Stochastic Modelling of Mineral Exploration Targets

• Published in: Mathematical geosciences Vol. 54; no. 3; pp. 593 - 621
• Main Authors: Talebi, Hassan, Mueller, Ute, Peeters, Luk J. M., Otto, Alex, de Caritat, Patrice, Tolosana-Delgado, Raimon, van den Boogaart, K. Gerald
• Format: Journal Article
• Language: English
• Published: Berlin/Heidelberg Springer Berlin Heidelberg 01.04.2022; Springer Nature B.V
• Subjects: Algorithms; Anomalies; Chemistry and Earth Sciences; Computer Science; Cross correlation; Earth and Environmental Science; Earth Sciences; Geological mapping; Geological processes; Geotechnical Engineering & Applied Earth Sciences; Heterogeneity; Hydrogeology; Learning algorithms; Lithology; Machine learning; Metals; Mineral deposits; Mineral exploration; Mineralization; Modelling; Multivariate analysis; Physics; Prediction models; Spatial dependencies; Special Issue; Statistical analysis; Statistical methods; Statistics for Engineering; Stochastic models; Uncertainty; Uncertainty quantification; Mineral prospectivity mapping; Geostatistical learning; Spatial data; Spatial predictive model; Machine learning
• ISSN: 1874-8961; 1874-8953
• DOI: 10.1007/s11004-021-09989-z

Mineral deposits are metal enrichment anomalies, occurring as local manifestations of the interplay between various geological processes that operate at a wide range of temporal and spatial scales.

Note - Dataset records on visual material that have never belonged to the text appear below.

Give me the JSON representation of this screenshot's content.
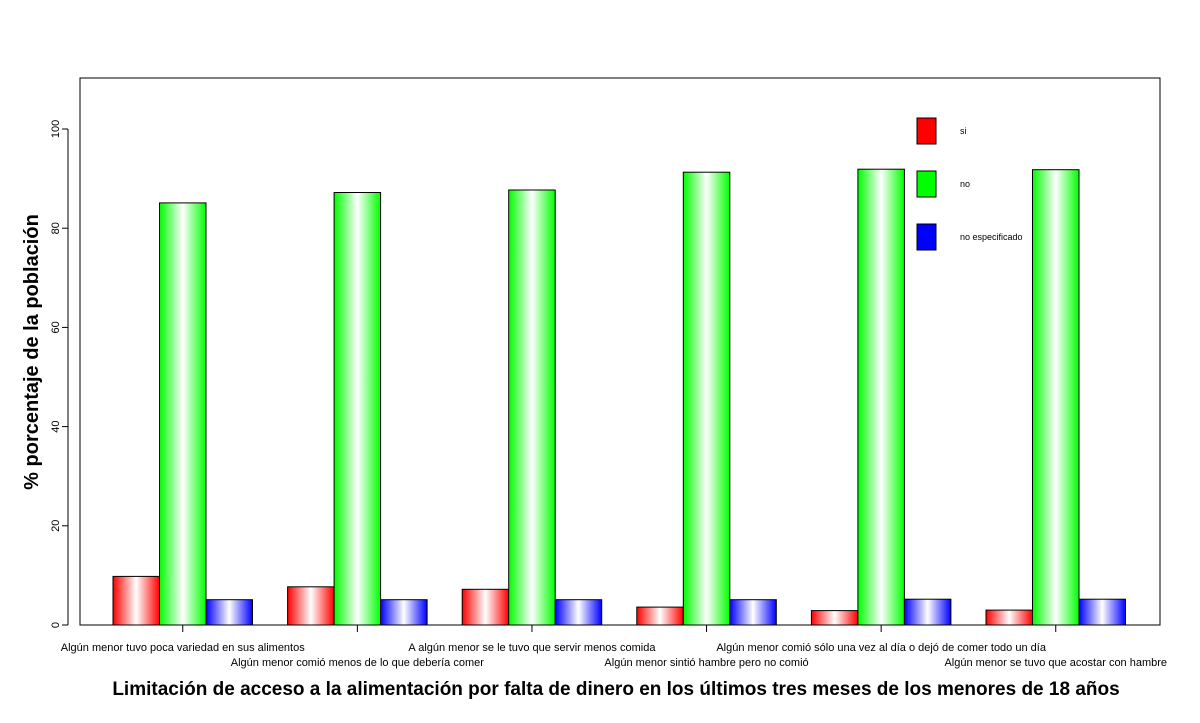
{
  "chart_data": {
    "type": "bar",
    "title": "",
    "xlabel": "Limitación de acceso a la alimentación por falta de dinero en los últimos tres meses de los menores de 18 años",
    "ylabel": "% porcentaje de la población",
    "ylim": [
      0,
      110
    ],
    "yticks": [
      0,
      20,
      40,
      60,
      80,
      100
    ],
    "categories": [
      "Algún menor tuvo poca variedad en sus alimentos",
      "Algún menor comió menos de lo que debería comer",
      "A algún menor se le tuvo que servir menos comida",
      "Algún menor sintió hambre pero no comió",
      "Algún menor comió sólo una vez al día o dejó de comer todo un día",
      "Algún menor se tuvo que acostar con hambre"
    ],
    "series": [
      {
        "name": "si",
        "color": "#ff0000",
        "values": [
          9.8,
          7.7,
          7.2,
          3.6,
          2.9,
          3.0
        ]
      },
      {
        "name": "no",
        "color": "#00ff00",
        "values": [
          85.1,
          87.2,
          87.7,
          91.3,
          91.9,
          91.8
        ]
      },
      {
        "name": "no especificado",
        "color": "#0000ff",
        "values": [
          5.1,
          5.1,
          5.1,
          5.1,
          5.2,
          5.2
        ]
      }
    ],
    "legend_position": "top-right",
    "grid": false
  }
}
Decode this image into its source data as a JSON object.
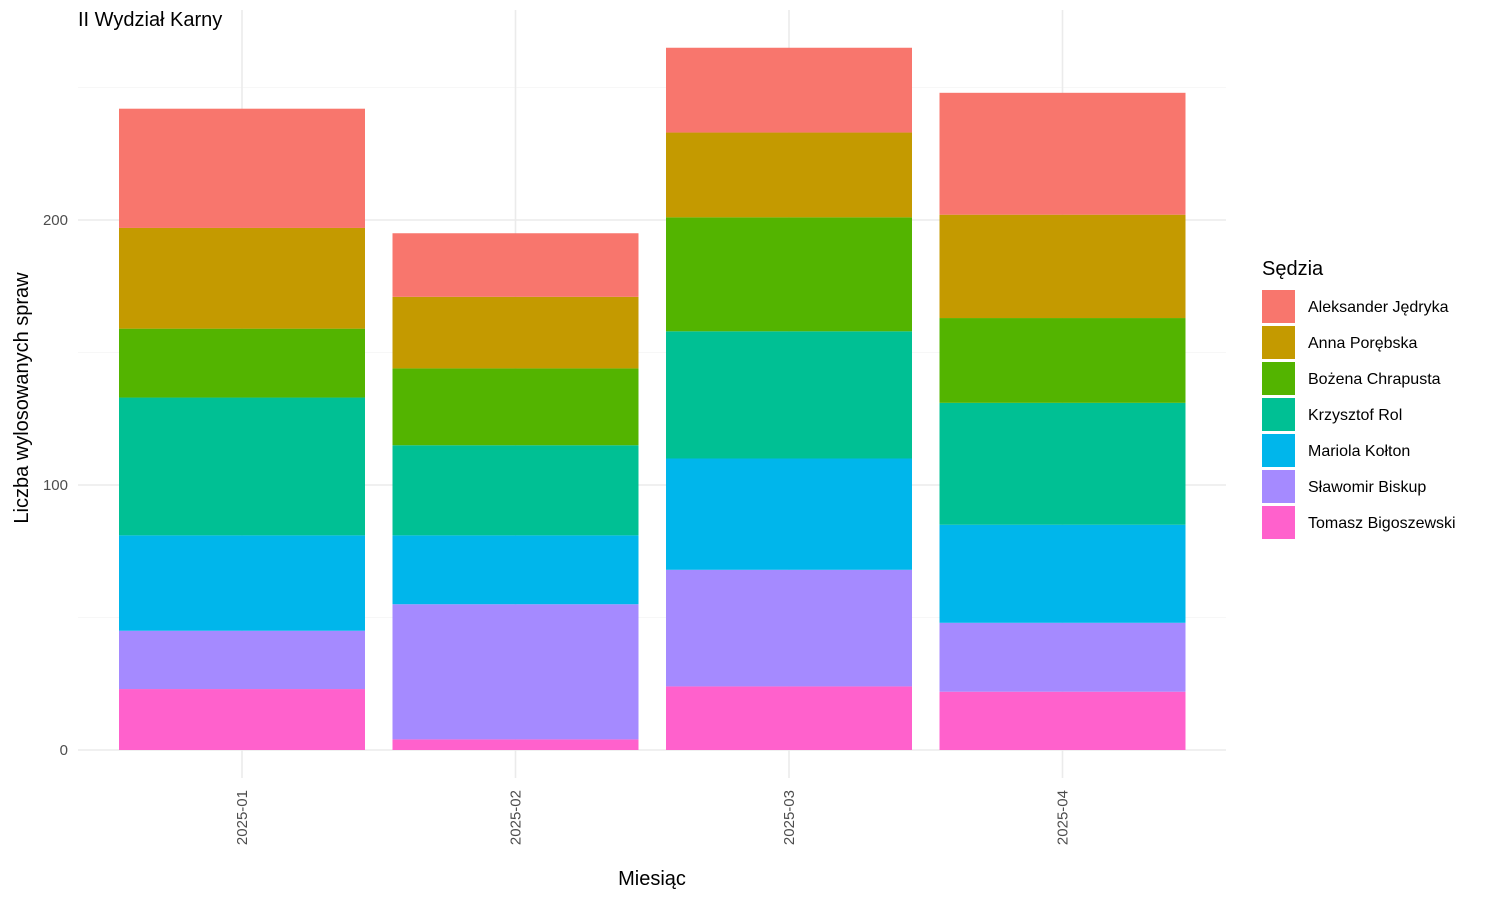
{
  "chart_data": {
    "type": "bar",
    "stacked": true,
    "title": "II Wydział Karny",
    "xlabel": "Miesiąc",
    "ylabel": "Liczba wylosowanych spraw",
    "categories": [
      "2025-01",
      "2025-02",
      "2025-03",
      "2025-04"
    ],
    "ylim": [
      0,
      270
    ],
    "yticks": [
      0,
      100,
      200
    ],
    "grid": true,
    "legend": {
      "title": "Sędzia",
      "position": "right"
    },
    "series": [
      {
        "name": "Tomasz Bigoszewski",
        "color": "#FF61CC",
        "values": [
          23,
          4,
          24,
          22
        ]
      },
      {
        "name": "Sławomir Biskup",
        "color": "#A58AFF",
        "values": [
          22,
          51,
          44,
          26
        ]
      },
      {
        "name": "Mariola Kołton",
        "color": "#00B6EB",
        "values": [
          36,
          26,
          42,
          37
        ]
      },
      {
        "name": "Krzysztof Rol",
        "color": "#00C094",
        "values": [
          52,
          34,
          48,
          46
        ]
      },
      {
        "name": "Bożena Chrapusta",
        "color": "#53B400",
        "values": [
          26,
          29,
          43,
          32
        ]
      },
      {
        "name": "Anna Porębska",
        "color": "#C49A00",
        "values": [
          38,
          27,
          32,
          39
        ]
      },
      {
        "name": "Aleksander Jędryka",
        "color": "#F8766D",
        "values": [
          45,
          24,
          32,
          46
        ]
      }
    ]
  }
}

Mineral prospectivity maps are generated by integrating several proxy maps that represent critical geological processes in a mineral system conceptual model. The derivation of mineral prospectivity maps is subject to several types of uncertainty, including systematic (inadequate knowledge of mineralisation processes), stochastic (incomplete geoscience data), and model uncertainty (multiple choices for predictive models and their parameters). Traditional approaches to mineral prospectivity mapping often fail to fully appreciate different sources of uncertainty and spatiotemporal interdependencies between proxy maps associated with the mineral system components. Therefore, these traditional approaches are biased and understate the overall uncertainty. For instance, spatial proxies are mapped using univariate deterministic approaches that ignore stochastic uncertainty and spatial dependencies (i.e., auto- and cross-correlations). This study presents a multivariate stochastic model for prediction and uncertainty quantification of mineral exploration targets by combining multivariate geostatistical simulations and spatial machine learning algorithms. The spatial machine learning algorithm used in the stochastic model is a spatially aware random forests algorithm based on higher-order spatial statistics. It is demonstrated that the proposed approach can detect intrinsic heterogeneity, spatial interdependencies, and complex spatial patterns in proxy maps that are related to the mineralisation type of interest. The approach is illustrated using a synthetic case study with multiple geochemical, geophysical, and lithological attributes.